The woman to my right had had a cesarian. She'd had a girl and had not yet named and had not yet held her child in her arms! She had been whisked away for an operation and that's all she knew. She didn't know where her child was. She felt that if she could just hold her child in her arms she would be able to name her. She was so kind with the medics and the porter as they congratulated and supported her. She needed a lot of constant medical attention. Although I couldn't see her, through the separation of our curtain, I mustered the strength to tell her I'd been hearing her story all night. I offered her my congratulations. She thanked me and I drifted off again.


"Have you had a break yet?" I heard the doctor ask Christine as I resurfaced and as he flew to the phone to call round again. "No I haven't" retorted Christine as she pipped some more meds into my cannula. "Take a break now please!" shouted the doctor. "No I can't!" responded Christine firmly. "Take a break now!" the doctor ordered. "I WILL NOT!" replied Christine now changing my dressing. "Please Christine, take a break." I whispered. She responded that she couldn't or else she would lose all of her flow. She had everything on a tight lock-down between all of her patients and to take a break would make her lose this. She said it was better for her to not take a break. The doctor gave up urging her and so did I.


The next time I resurfaced, the porter came back. "I'm back!" he announced as if reporting for duty. Quickly slinging off his jacket I saw him begin to help! I could not believe my eyes! He was 'mucking in', helping in any way that he could. He hooked up drip bags, fetched dressings, held hands, reassured patients, emptied full catheters, assisting the medics in any way he could whilst they were flying from bed to bed.
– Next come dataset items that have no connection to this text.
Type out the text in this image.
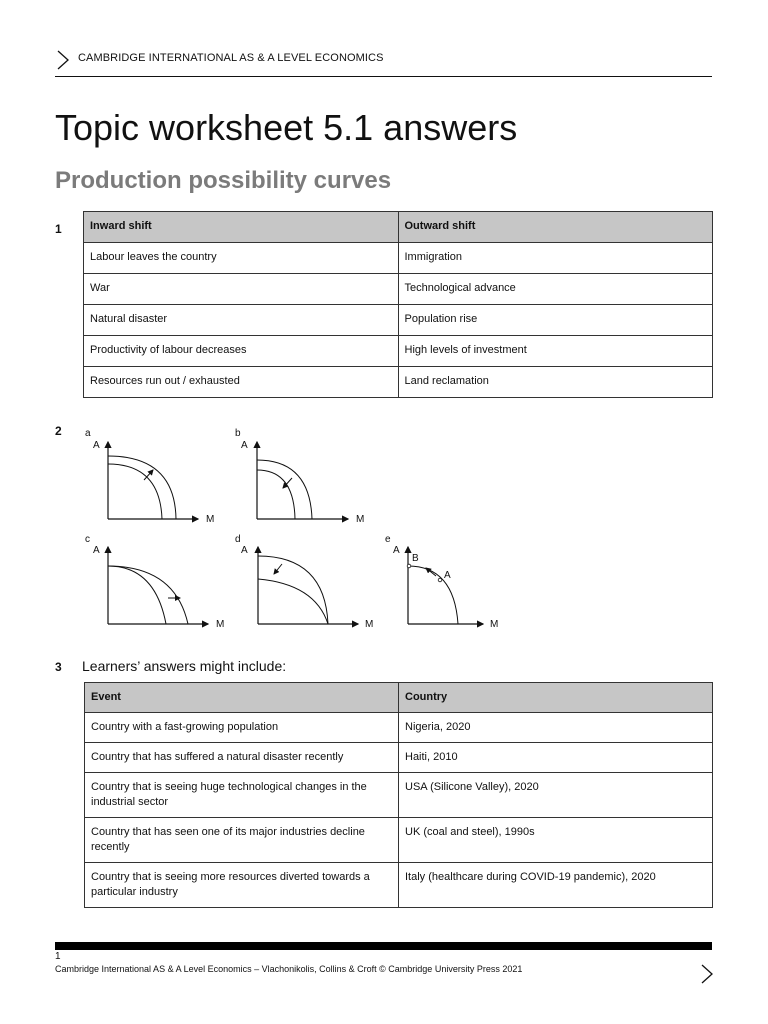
CAMBRIDGE INTERNATIONAL AS & A LEVEL ECONOMICS
Topic worksheet 5.1 answers
Production possibility curves
1	Inward shift	Outward shift
Labour leaves the country	Immigration
War	Technological advance
Natural disaster	Population rise
Productivity of labour decreases	High levels of investment
Resources run out / exhausted	Land reclamation
2 a
A
M
b
A
M
c
A
M
d
A
M
e
A
M
B
A
3 Learners’ answers might include:
Event	Country
Country with a fast-growing population	Nigeria, 2020
Country that has suffered a natural disaster recently	Haiti, 2010
Country that is seeing huge technological changes in the industrial sector	USA (Silicone Valley), 2020
Country that has seen one of its major industries decline recently	UK (coal and steel), 1990s
Country that is seeing more resources diverted towards a particular industry	Italy (healthcare during COVID-19 pandemic), 2020
1
Cambridge International AS & A Level Economics – Vlachonikolis, Collins & Croft © Cambridge University Press 2021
Finally, in the early hours of the morning, there were four of us patients left. Another nurse had joined the team. Although in her more senior years she seemed more of a liability to the team than a help! She couldn't open packs of dressings and when they were opened for her she couldn't put them on the patient without calling for help from the others. She asked Christine how to administer this and how to do that, then finally announced to the team that she wasn't wearing her glasses and that she couldn't see anything without them. This amused her considerably and she chuckled loudly to herself. In my gleaning of a story, I wondered what on earth she was doing here. I was finding her presence irritating. She wasn't of much help to this amazing team but as more time unfolded, I saw and heard her best function. In her jovial old English lady way, she was especially good at going around all the beds, holding hands and soothing patients in distress. She fetched me a cup of water when I was much in need and my irritation towards her lessened.
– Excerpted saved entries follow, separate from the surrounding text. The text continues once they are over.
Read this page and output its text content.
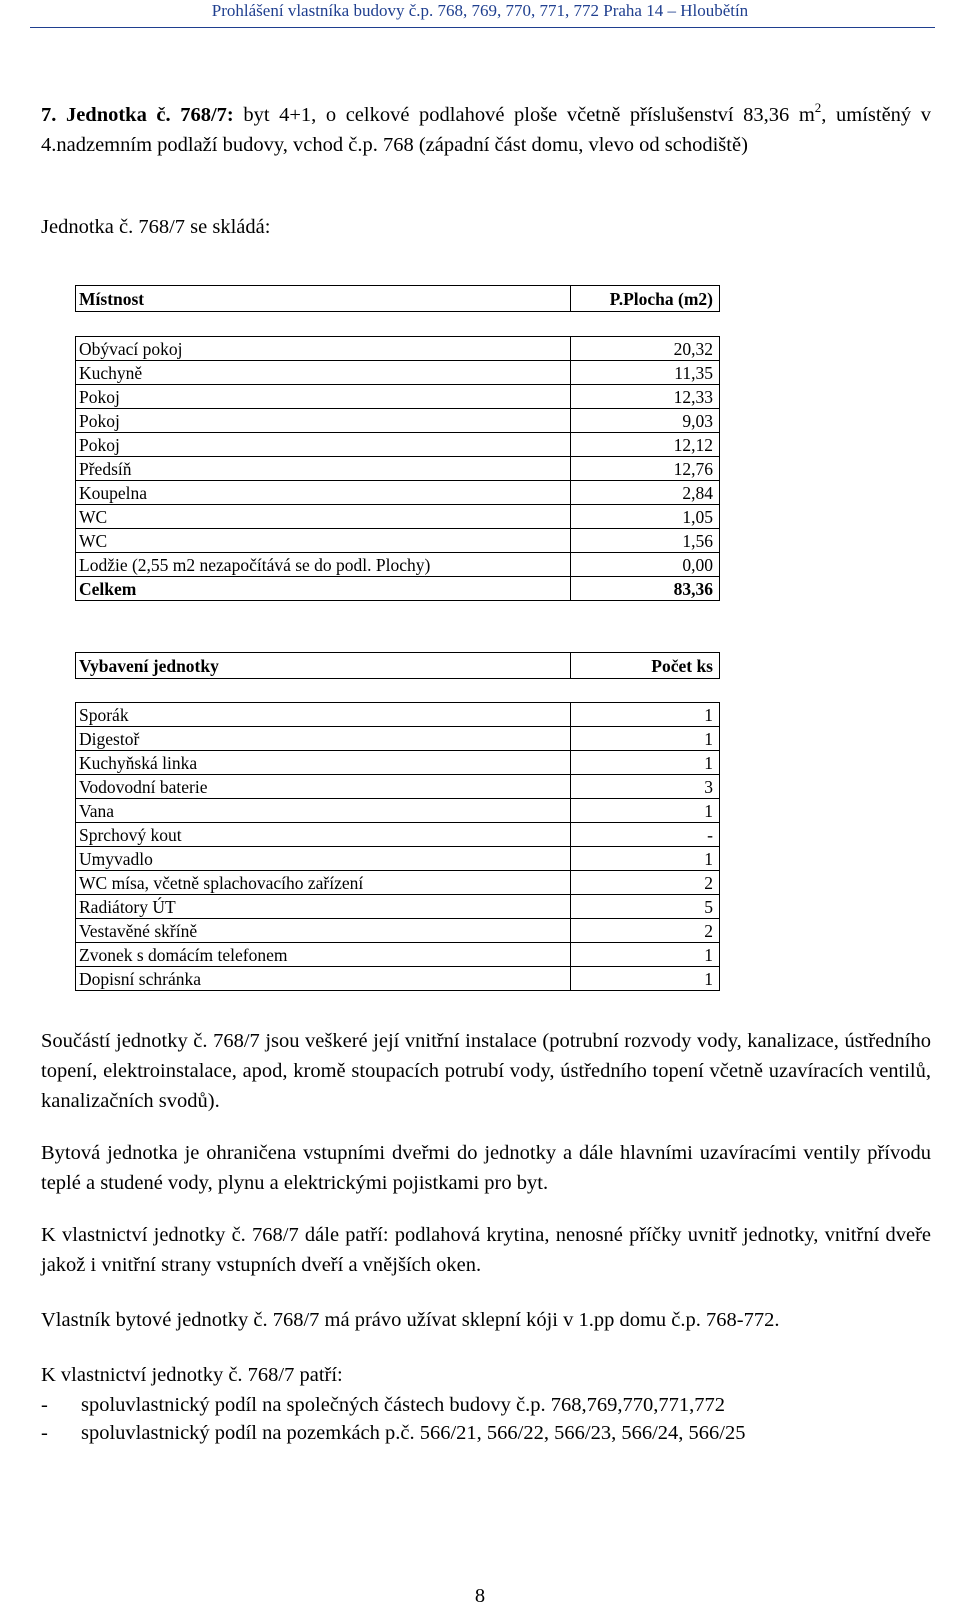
Prohlášení vlastníka budovy č.p. 768, 769, 770, 771, 772 Praha 14 – Hloubětín
7. Jednotka č. 768/7: byt 4+1, o celkové podlahové ploše včetně příslušenství 83,36 $m^2$, umístěný v 4.nadzemním podlaží budovy, vchod č.p. 768 (západní část domu, vlevo od schodiště)
Jednotka č. 768/7 se skládá:
Místnost	P.Plocha (m2)
Obývací pokoj	20,32
Kuchyně	11,35
Pokoj	12,33
Pokoj	9,03
Pokoj	12,12
Předsíň	12,76
Koupelna	2,84
WC	1,05
WC	1,56
Lodžie (2,55 m2 nezapočítává se do podl. Plochy)	0,00
Celkem	83,36
Vybavení jednotky	Počet ks
Sporák	1
Digestoř	1
Kuchyňská linka	1
Vodovodní baterie	3
Vana	1
Sprchový kout	-
Umyvadlo	1
WC mísa, včetně splachovacího zařízení	2
Radiátory ÚT	5
Vestavěné skříně	2
Zvonek s domácím telefonem	1
Dopisní schránka	1
Součástí jednotky č. 768/7 jsou veškeré její vnitřní instalace (potrubní rozvody vody, kanalizace, ústředního topení, elektroinstalace, apod, kromě stoupacích potrubí vody, ústředního topení včetně uzavíracích ventilů, kanalizačních svodů).
Bytová jednotka je ohraničena vstupními dveřmi do jednotky a dále hlavními uzavíracími ventily přívodu teplé a studené vody, plynu a elektrickými pojistkami pro byt.
K vlastnictví jednotky č. 768/7 dále patří: podlahová krytina, nenosné příčky uvnitř jednotky, vnitřní dveře jakož i vnitřní strany vstupních dveří a vnějších oken.
Vlastník bytové jednotky č. 768/7 má právo užívat sklepní kóji v 1.pp domu č.p. 768-772.
K vlastnictví jednotky č. 768/7 patří:
- spoluvlastnický podíl na společných částech budovy č.p. 768,769,770,771,772
- spoluvlastnický podíl na pozemkách p.č. 566/21, 566/22, 566/23, 566/24, 566/25
8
Everyone has their place and function. Soothing patients was clearly hers.


At last The doctor had found me a bed! He told me that he would take me there personally. The kind porter also joined him. They told me that the time was just after 4:30am. I asked the doctor his name. His name was Marko. He was from Tuscany in Italy, the porter was from Kerala in South India. I told them that I had visited both their homelands and loved both Tuscany and Kerala very very much.


Finally I commended Marko, Christine and the porter. I let Marko know that what they had achieved that night was nothing short of amazing and extra-ordinary. Shared how deeply I was moved by them and that if I had never been there to witness this night, the whole world would never know what they had done. No one would ever know how they'd kept 11 patients alive that night, giving care to others without rest.


Marko touched my arm gently as they wheeled my bed into the lift "Thank you Kayo. That means so much to me"


I am still struck so deeply and almost overwhelmed at the depth of humanity that I witnessed that night. As they settled me into a single room in ward 13E I swore that one day I would tell the tale of NHS unsung heroes such as these.